ふくみみdiary

      日々楽しく心豊かに暮らすために

中国ドラマ「贅婿(ぜいせい)~ムコ殿は天才策士」感想〜ハチャメチャコメディかと思いきや意外とシリアス

「贅婿(ぜいせい)~ムコ殿は天才策士」 原題:贅婿 2021年 爱奇艺

★★★★☆
ドラマ「慶余年」で姉弟役を演じた二人が夫婦として登場するコメディタッチの歴史劇。転生した主人公が現代の知識で難局を切り抜けるというのはすでにありきたりの設定ですが、商人の入婿に転生し現代的なビジネス手腕を思う存分発揮し、皆をあっと言わせる様子が痛快だったし単純に面白かったです。キャストもとても良かった。笑える場面、しんみりする場面、泣ける場面とストーリーも飽きないです。主人公の寧毅 (ニン・イー )はただの三枚目かと思ったら、だんだんカッコよく見えてくる不思議。肩肘張らずに見ることが出来る歴史劇です。


画像:百度

寧毅 (ニン・イー )=郭麒麟(グオ・チーリン)
蘇檀児 (スー・タンアル)=宋軼(ソン・イー)
耿直( ゴン・ジー)=王成思(ワン・チョンスー)
劉西瓜(リウ・シーグワ)=蔣依依(ジャン・イーイー)

友人に裏切られ襲われて意識を失ったハオチェン(チャン・ルオユン)は目を覚ますとそこは武王朝。布の商いをしている蘇家の娘タンアルの贅婿(婿養子) ニン・イーに生まれ変わっていた。家督相続争いの渦中のタンアルだが、ニン・イーの現代の知識や策略で様々な難題を切り抜けついに家督を継ぐ者として認められた。ニン・イー自身もその卓越したビジネス手腕で周りの信頼も得るようになる。
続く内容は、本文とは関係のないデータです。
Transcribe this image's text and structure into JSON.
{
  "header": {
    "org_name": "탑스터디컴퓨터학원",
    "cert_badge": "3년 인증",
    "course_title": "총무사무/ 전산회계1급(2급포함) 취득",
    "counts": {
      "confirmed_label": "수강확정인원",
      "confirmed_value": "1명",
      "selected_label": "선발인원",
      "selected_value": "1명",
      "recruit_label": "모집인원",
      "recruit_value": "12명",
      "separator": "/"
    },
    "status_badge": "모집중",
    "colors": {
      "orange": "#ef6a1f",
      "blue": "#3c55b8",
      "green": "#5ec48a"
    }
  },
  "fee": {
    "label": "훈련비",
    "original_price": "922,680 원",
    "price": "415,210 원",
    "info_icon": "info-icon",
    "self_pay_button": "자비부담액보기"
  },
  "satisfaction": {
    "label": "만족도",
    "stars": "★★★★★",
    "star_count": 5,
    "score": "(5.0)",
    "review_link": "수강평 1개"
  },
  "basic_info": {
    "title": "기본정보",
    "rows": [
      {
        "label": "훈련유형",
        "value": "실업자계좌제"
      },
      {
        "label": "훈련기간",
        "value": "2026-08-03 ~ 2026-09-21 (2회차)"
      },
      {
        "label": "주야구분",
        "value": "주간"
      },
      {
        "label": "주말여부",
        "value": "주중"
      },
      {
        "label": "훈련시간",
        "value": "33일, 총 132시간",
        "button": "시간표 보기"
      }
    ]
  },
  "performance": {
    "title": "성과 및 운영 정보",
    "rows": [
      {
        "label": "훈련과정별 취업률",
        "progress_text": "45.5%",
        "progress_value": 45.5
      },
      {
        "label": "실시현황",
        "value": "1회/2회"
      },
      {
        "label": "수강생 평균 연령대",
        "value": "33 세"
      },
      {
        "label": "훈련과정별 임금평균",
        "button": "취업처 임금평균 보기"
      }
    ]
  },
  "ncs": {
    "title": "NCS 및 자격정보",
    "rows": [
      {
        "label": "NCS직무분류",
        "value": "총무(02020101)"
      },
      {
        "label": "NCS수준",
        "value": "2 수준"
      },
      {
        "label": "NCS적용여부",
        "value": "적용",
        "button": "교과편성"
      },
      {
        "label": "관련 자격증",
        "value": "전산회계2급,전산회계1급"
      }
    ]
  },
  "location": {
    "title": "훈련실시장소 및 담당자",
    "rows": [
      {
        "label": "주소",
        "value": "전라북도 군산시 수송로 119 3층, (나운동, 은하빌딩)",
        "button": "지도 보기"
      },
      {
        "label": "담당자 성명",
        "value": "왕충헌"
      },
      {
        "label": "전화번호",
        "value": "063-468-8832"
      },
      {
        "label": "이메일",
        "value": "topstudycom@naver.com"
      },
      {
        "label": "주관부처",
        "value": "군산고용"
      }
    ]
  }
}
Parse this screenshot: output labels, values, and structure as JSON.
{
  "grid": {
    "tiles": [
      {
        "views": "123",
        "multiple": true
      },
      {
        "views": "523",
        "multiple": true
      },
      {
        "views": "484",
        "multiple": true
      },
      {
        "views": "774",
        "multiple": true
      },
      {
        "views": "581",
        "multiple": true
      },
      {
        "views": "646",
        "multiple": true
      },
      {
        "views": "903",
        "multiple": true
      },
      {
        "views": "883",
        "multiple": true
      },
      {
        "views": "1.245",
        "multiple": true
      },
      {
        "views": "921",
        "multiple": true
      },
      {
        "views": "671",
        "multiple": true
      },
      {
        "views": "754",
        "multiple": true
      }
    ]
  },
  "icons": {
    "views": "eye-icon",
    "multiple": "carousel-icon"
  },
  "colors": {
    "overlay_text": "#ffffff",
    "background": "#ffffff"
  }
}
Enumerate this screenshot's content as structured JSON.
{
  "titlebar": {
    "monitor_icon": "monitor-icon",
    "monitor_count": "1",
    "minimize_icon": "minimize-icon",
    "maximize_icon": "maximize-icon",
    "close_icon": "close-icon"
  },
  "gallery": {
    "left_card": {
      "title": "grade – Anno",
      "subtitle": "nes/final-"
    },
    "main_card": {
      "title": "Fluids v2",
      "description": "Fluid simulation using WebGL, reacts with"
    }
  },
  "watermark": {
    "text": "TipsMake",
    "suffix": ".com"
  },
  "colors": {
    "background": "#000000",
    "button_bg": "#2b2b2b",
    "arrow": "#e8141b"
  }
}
次第に意識し心を通わわせるようになる二人だったが、実はタンアルが家督を相続した暁にはニン・イーは去るという契約を結んでいた。

贅婿[ぜいせい]~ムコ殿は天才策士~ | ドラマ | BS11(イレブン)|全番組が無料放送

以下ネタバレあります。

序盤は現代での商売のノウハウを使って店を繁盛させライバルを蹴落とす面白さの中に、夫婦の心が一つになるまでのロマンスも楽しく描かれていました。なかなか本心を口に出せずあれこれ策を練るタンアルが可愛かった。二人共奥手でしたね。

二人が新婚旅行へ出かけ、舞台が霖安に移ってからは少し退屈に感じました。取り巻くキャストの魅力も半減したような気がします。街が賊に占領されるという理由のわからない突然の展開が理解できませんでした。結局は大きな陰謀によるもので、終盤の展開へと繋がるのですが。

何故かニン・イーは賊のシーグワに好かれちゃって、彼女は彼を離してくれない。周りにいる男たちと違って都会的に見えたのかしら?

この辺りはタンアルが出てこないのでつまらなかったのか?だとするとタンアルを演じる宋軼(ソン・イー)の魅力は絶大という事。その後彼女が登場するようになると、やはりドラマが形を成すように感じました。もうすでに私の中ではタンアルとニン・イーは二人でひとつになっていました。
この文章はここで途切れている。